Live export mythbusting

10 August 2018

Research has shown that there’s a viable and humane alternative to exporting live animals from Australia. But there seems to be a lot of misunderstanding about the trade that’s keeping it afloat.

Here are the most common myths that favour live animal exports and the facts that bust them apart: 

Myth:

Middle Eastern countries won’t accept chilled or frozen meat because they insist on slaughtering animals themselves under halal guidelines.

Fact:

Australia’s halal credentials are of a high global standard and Australian producers are fully equipped to supply halal markets. Over 70% of abattoirs in Australia are halal accredited. In 2013, Australian chilled and frozen beef, veal, lamb and mutton exports to the Middle East grew by 24%.

Myth: 

There’s a lack of refrigeration in Middle East importing countries.

Fact: 

Australia mainly exports to wealthy Gulf countries that import a huge amount of chilled goods.

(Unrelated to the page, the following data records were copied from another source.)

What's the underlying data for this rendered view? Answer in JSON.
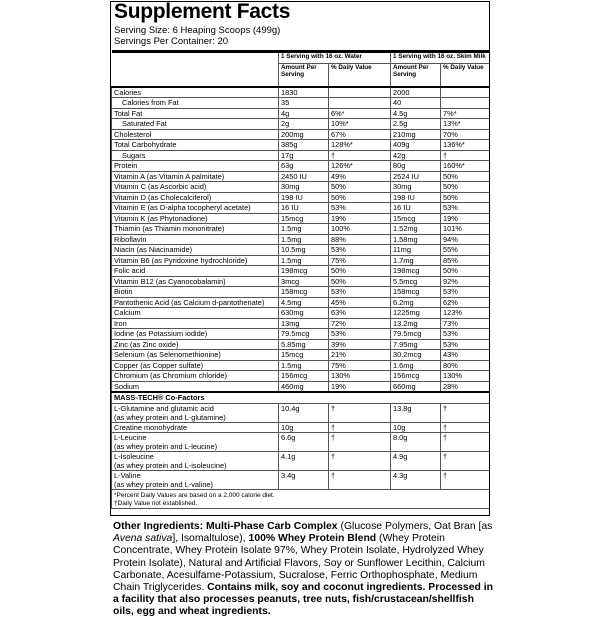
{
  "title": "Supplement Facts",
  "serving_size": "Serving Size: 6 Heaping Scoops (499g)",
  "servings_per_container": "Servings Per Container: 20",
  "columns": [
    {
      "heading": "1 Serving with 16 oz. Water",
      "amount": "Amount Per Serving",
      "dv": "% Daily Value"
    },
    {
      "heading": "1 Serving with 16 oz. Skim Milk",
      "amount": "Amount Per Serving",
      "dv": "% Daily Value"
    }
  ],
  "rows": [
    {
      "label": "Calories",
      "values": [
        "1830",
        "",
        "2000",
        ""
      ]
    },
    {
      "label": "Calories from Fat",
      "indent": true,
      "values": [
        "35",
        "",
        "40",
        ""
      ]
    },
    {
      "label": "Total Fat",
      "values": [
        "4g",
        "6%*",
        "4.5g",
        "7%*"
      ]
    },
    {
      "label": "Saturated Fat",
      "indent": true,
      "values": [
        "2g",
        "10%*",
        "2.5g",
        "13%*"
      ]
    },
    {
      "label": "Cholesterol",
      "values": [
        "200mg",
        "67%",
        "210mg",
        "70%"
      ]
    },
    {
      "label": "Total Carbohydrate",
      "values": [
        "385g",
        "128%*",
        "409g",
        "136%*"
      ]
    },
    {
      "label": "Sugars",
      "indent": true,
      "values": [
        "17g",
        "†",
        "42g",
        "†"
      ]
    },
    {
      "label": "Protein",
      "values": [
        "63g",
        "126%*",
        "80g",
        "160%*"
      ]
    },
    {
      "label": "Vitamin A (as Vitamin A palmitate)",
      "values": [
        "2450 IU",
        "49%",
        "2524 IU",
        "50%"
      ]
    },
    {
      "label": "Vitamin C (as Ascorbic acid)",
      "values": [
        "30mg",
        "50%",
        "30mg",
        "50%"
      ]
    },
    {
      "label": "Vitamin D (as Cholecalciferol)",
      "values": [
        "198 IU",
        "50%",
        "198 IU",
        "50%"
      ]
    },
    {
      "label": "Vitamin E (as D-alpha tocopheryl acetate)",
      "values": [
        "16 IU",
        "53%",
        "16 IU",
        "53%"
      ]
    },
    {
      "label": "Vitamin K (as Phytonadione)",
      "values": [
        "15mcg",
        "19%",
        "15mcg",
        "19%"
      ]
    },
    {
      "label": "Thiamin (as Thiamin mononitrate)",
      "values": [
        "1.5mg",
        "100%",
        "1.52mg",
        "101%"
      ]
    },
    {
      "label": "Riboflavin",
      "values": [
        "1.5mg",
        "88%",
        "1.58mg",
        "94%"
      ]
    },
    {
      "label": "Niacin (as Niacinamide)",
      "values": [
        "10.5mg",
        "53%",
        "11mg",
        "55%"
      ]
    },
    {
      "label": "Vitamin B6 (as Pyridoxine hydrochloride)",
      "values": [
        "1.5mg",
        "75%",
        "1.7mg",
        "85%"
      ]
    },
    {
      "label": "Folic acid",
      "values": [
        "198mcg",
        "50%",
        "198mcg",
        "50%"
      ]
    },
    {
      "label": "Vitamin B12 (as Cyanocobalamin)",
      "values": [
        "3mcg",
        "50%",
        "5.5mcg",
        "92%"
      ]
    },
    {
      "label": "Biotin",
      "values": [
        "158mcg",
        "53%",
        "158mcg",
        "53%"
      ]
    },
    {
      "label": "Pantothenic Acid (as Calcium d-pantothenate)",
      "values": [
        "4.5mg",
        "45%",
        "6.2mg",
        "62%"
      ]
    },
    {
      "label": "Calcium",
      "values": [
        "630mg",
        "63%",
        "1225mg",
        "123%"
      ]
    },
    {
      "label": "Iron",
      "values": [
        "13mg",
        "72%",
        "13.2mg",
        "73%"
      ]
    },
    {
      "label": "Iodine (as Potassium iodide)",
      "values": [
        "79.5mcg",
        "53%",
        "79.5mcg",
        "53%"
      ]
    },
    {
      "label": "Zinc (as Zinc oxide)",
      "values": [
        "5.85mg",
        "39%",
        "7.95mg",
        "53%"
      ]
    },
    {
      "label": "Selenium (as Selenomethionine)",
      "values": [
        "15mcg",
        "21%",
        "30.2mcg",
        "43%"
      ]
    },
    {
      "label": "Copper (as Copper sulfate)",
      "values": [
        "1.5mg",
        "75%",
        "1.6mg",
        "80%"
      ]
    },
    {
      "label": "Chromium (as Chromium chloride)",
      "values": [
        "156mcg",
        "130%",
        "156mcg",
        "130%"
      ]
    },
    {
      "label": "Sodium",
      "values": [
        "460mg",
        "19%",
        "660mg",
        "28%"
      ]
    }
  ],
  "cofactors_title": "MASS-TECH® Co-Factors",
  "cofactors": [
    {
      "label": [
        "L-Glutamine and glutamic acid",
        "(as whey protein and L-glutamine)"
      ],
      "values": [
        "10.4g",
        "†",
        "13.8g",
        "†"
      ]
    },
    {
      "label": [
        "Creatine monohydrate"
      ],
      "values": [
        "10g",
        "†",
        "10g",
        "†"
      ]
    },
    {
      "label": [
        "L-Leucine",
        "(as whey protein and L-leucine)"
      ],
      "values": [
        "6.6g",
        "†",
        "8.0g",
        "†"
      ]
    },
    {
      "label": [
        "L-Isoleucine",
        "(as whey protein and L-isoleucine)"
      ],
      "values": [
        "4.1g",
        "†",
        "4.9g",
        "†"
      ]
    },
    {
      "label": [
        "L-Valine",
        "(as whey protein and L-valine)"
      ],
      "values": [
        "3.4g",
        "†",
        "4.3g",
        "†"
      ]
    }
  ],
  "footnotes": [
    "*Percent Daily Values are based on a 2,000 calorie diet.",
    "†Daily Value not established."
  ],
  "other_ingredients": [
    {
      "text": "Other Ingredients: Multi-Phase Carb Complex",
      "style": "bold"
    },
    {
      "text": " (Glucose Polymers, Oat Bran [as ",
      "style": "normal"
    },
    {
      "text": "Avena sativa",
      "style": "italic"
    },
    {
      "text": "], Isomaltulose), ",
      "style": "normal"
    },
    {
      "text": "100% Whey Protein Blend",
      "style": "bold"
    },
    {
      "text": " (Whey Protein Concentrate, Whey Protein Isolate 97%, Whey Protein Isolate, Hydrolyzed Whey Protein Isolate), Natural and Artificial Flavors, Soy or Sunflower Lecithin, Calcium Carbonate, Acesulfame-Potassium, Sucralose, Ferric Orthophosphate, Medium Chain Triglycerides. ",
      "style": "normal"
    },
    {
      "text": "Contains milk, soy and coconut ingredients. Processed in a facility that also processes peanuts, tree nuts, fish/crustacean/shellfish oils, egg and wheat ingredients.",
      "style": "bold"
    }
  ]
}
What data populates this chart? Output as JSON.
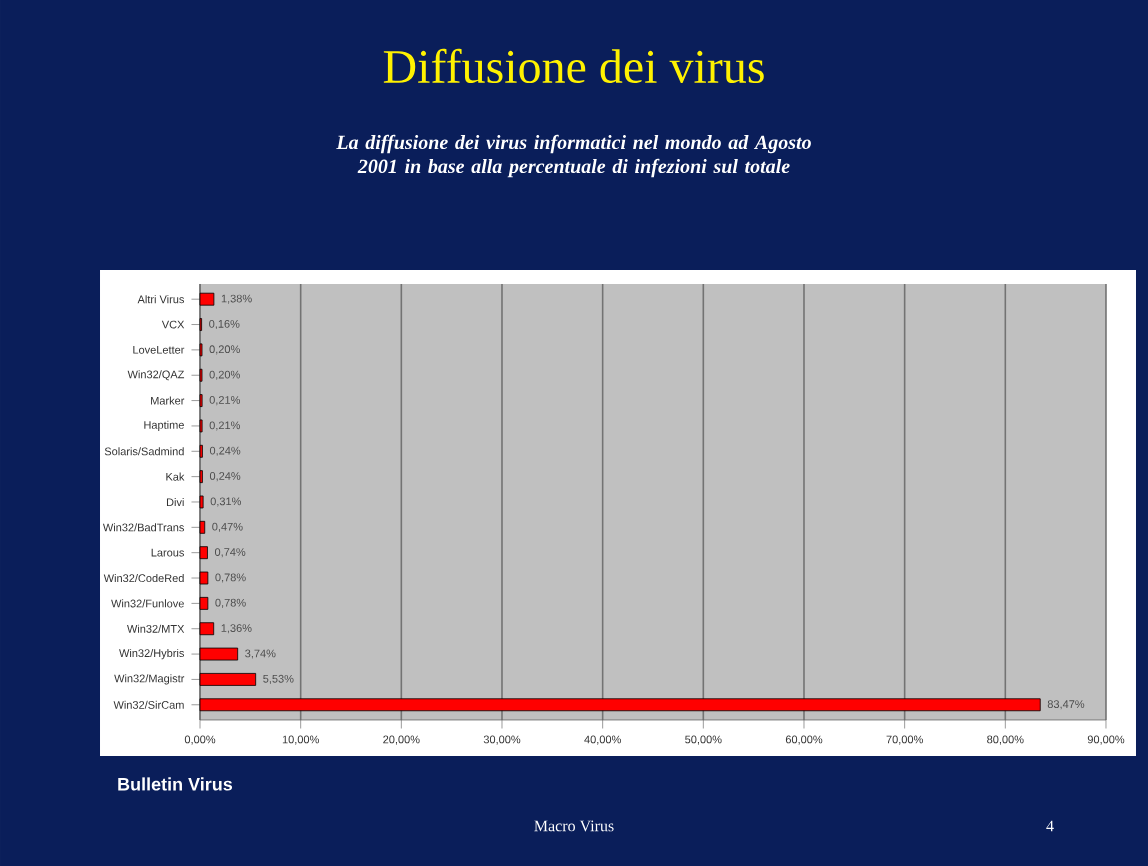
{
  "chart_data": {
    "type": "bar",
    "orientation": "horizontal",
    "title": "Diffusione dei virus",
    "subtitle": "La diffusione dei virus informatici nel mondo ad Agosto 2001 in base alla percentuale di infezioni sul totale",
    "categories": [
      "Altri Virus",
      "VCX",
      "LoveLetter",
      "Win32/QAZ",
      "Marker",
      "Haptime",
      "Solaris/Sadmind",
      "Kak",
      "Divi",
      "Win32/BadTrans",
      "Larous",
      "Win32/CodeRed",
      "Win32/Funlove",
      "Win32/MTX",
      "Win32/Hybris",
      "Win32/Magistr",
      "Win32/SirCam"
    ],
    "values": [
      1.38,
      0.16,
      0.2,
      0.2,
      0.21,
      0.21,
      0.24,
      0.24,
      0.31,
      0.47,
      0.74,
      0.78,
      0.78,
      1.36,
      3.74,
      5.53,
      83.47
    ],
    "value_labels": [
      "1,38%",
      "0,16%",
      "0,20%",
      "0,20%",
      "0,21%",
      "0,21%",
      "0,24%",
      "0,24%",
      "0,31%",
      "0,47%",
      "0,74%",
      "0,78%",
      "0,78%",
      "1,36%",
      "3,74%",
      "5,53%",
      "83,47%"
    ],
    "color": "#ff0000",
    "xlim": [
      0,
      90
    ],
    "xticks": [
      {
        "value": 0,
        "label": "0,00%"
      },
      {
        "value": 10,
        "label": "10,00%"
      },
      {
        "value": 20,
        "label": "20,00%"
      },
      {
        "value": 30,
        "label": "30,00%"
      },
      {
        "value": 40,
        "label": "40,00%"
      },
      {
        "value": 50,
        "label": "50,00%"
      },
      {
        "value": 60,
        "label": "60,00%"
      },
      {
        "value": 70,
        "label": "70,00%"
      },
      {
        "value": 80,
        "label": "80,00%"
      },
      {
        "value": 90,
        "label": "90,00%"
      }
    ],
    "grid": "x",
    "annotations": [
      "Bulletin Virus",
      "Macro Virus",
      "4"
    ]
  }
}
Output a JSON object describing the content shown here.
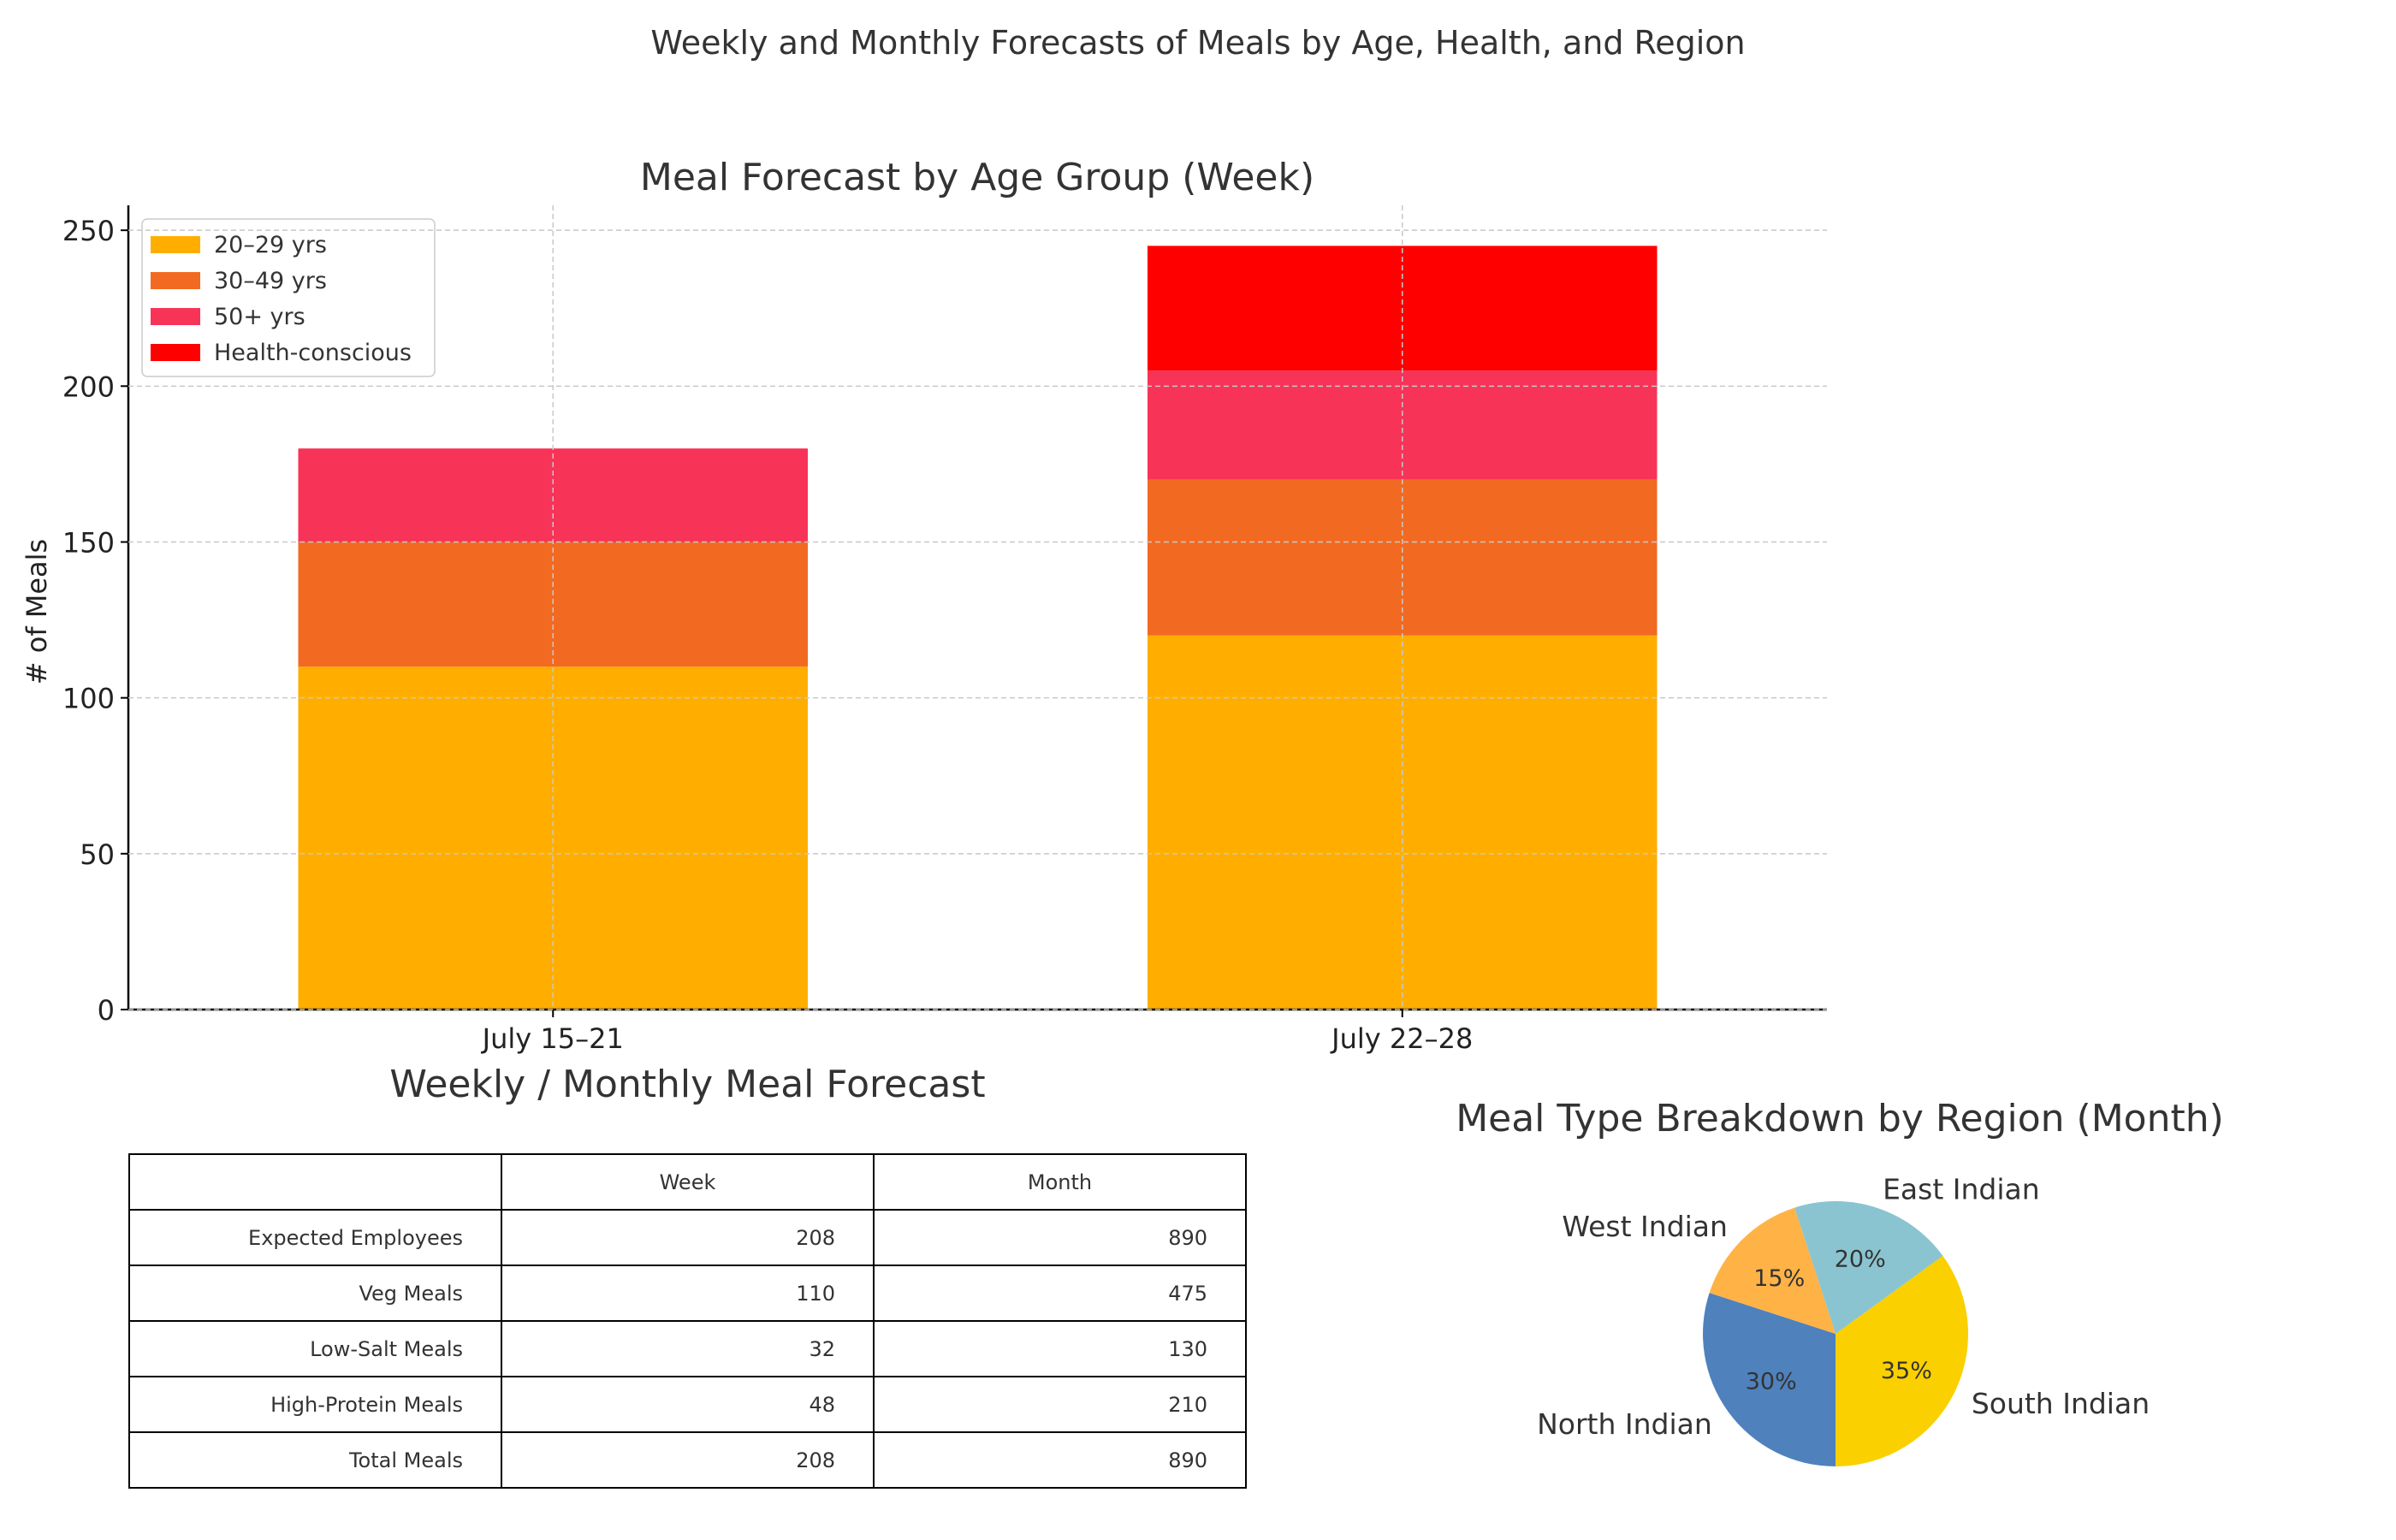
{
  "suptitle": "Weekly and Monthly Forecasts of Meals by Age, Health, and Region",
  "chart_data": [
    {
      "type": "bar",
      "stacked": true,
      "title": "Meal Forecast by Age Group (Week)",
      "xlabel": "",
      "ylabel": "# of Meals",
      "categories": [
        "July 15–21",
        "July 22–28"
      ],
      "ylim": [
        0,
        258
      ],
      "yticks": [
        0,
        50,
        100,
        150,
        200,
        250
      ],
      "grid": true,
      "legend": "top-left",
      "series": [
        {
          "name": "20–29 yrs",
          "color": "#FFAE00",
          "values": [
            110,
            120
          ]
        },
        {
          "name": "30–49 yrs",
          "color": "#F26A21",
          "values": [
            40,
            50
          ]
        },
        {
          "name": "50+ yrs",
          "color": "#F83358",
          "values": [
            30,
            35
          ]
        },
        {
          "name": "Health-conscious",
          "color": "#FF0000",
          "values": [
            0,
            40
          ]
        }
      ]
    },
    {
      "type": "table",
      "title": "Weekly / Monthly Meal Forecast",
      "columns": [
        "",
        "Week",
        "Month"
      ],
      "rows": [
        [
          "Expected Employees",
          "208",
          "890"
        ],
        [
          "Veg Meals",
          "110",
          "475"
        ],
        [
          "Low-Salt Meals",
          "32",
          "130"
        ],
        [
          "High-Protein Meals",
          "48",
          "210"
        ],
        [
          "Total Meals",
          "208",
          "890"
        ]
      ]
    },
    {
      "type": "pie",
      "title": "Meal Type Breakdown by Region (Month)",
      "slices": [
        {
          "label": "North Indian",
          "value": 30,
          "pct_label": "30%",
          "color": "#4F81BD"
        },
        {
          "label": "South Indian",
          "value": 35,
          "pct_label": "35%",
          "color": "#FAD000"
        },
        {
          "label": "East Indian",
          "value": 20,
          "pct_label": "20%",
          "color": "#8AC4D0"
        },
        {
          "label": "West Indian",
          "value": 15,
          "pct_label": "15%",
          "color": "#FFB347"
        }
      ]
    }
  ]
}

Independent research in 2011 reported that 99.5% of households in UAE, Kuwait, Qatar and Bahrain had fridges, and 73% had freezers. 

Myth:

Ending live export will cause thousands of Australians to lose their jobs and the economy to suffer.

Fact: 

Transitioning the live export industry to the chilled and frozen meat trade will still support most jobs involved in the live export trade, such as farmers, stock hands, truck drivers and shearers. Independent research in 2009 and 2012 estimated that at least 2,200 more jobs could be created to support the increase in domestic meat processing. 

World Animal Protection has stated, year after year, that there is a clear solution to the live animal export problem. An alternative way forward that addresses both animal cruelty and economic factors.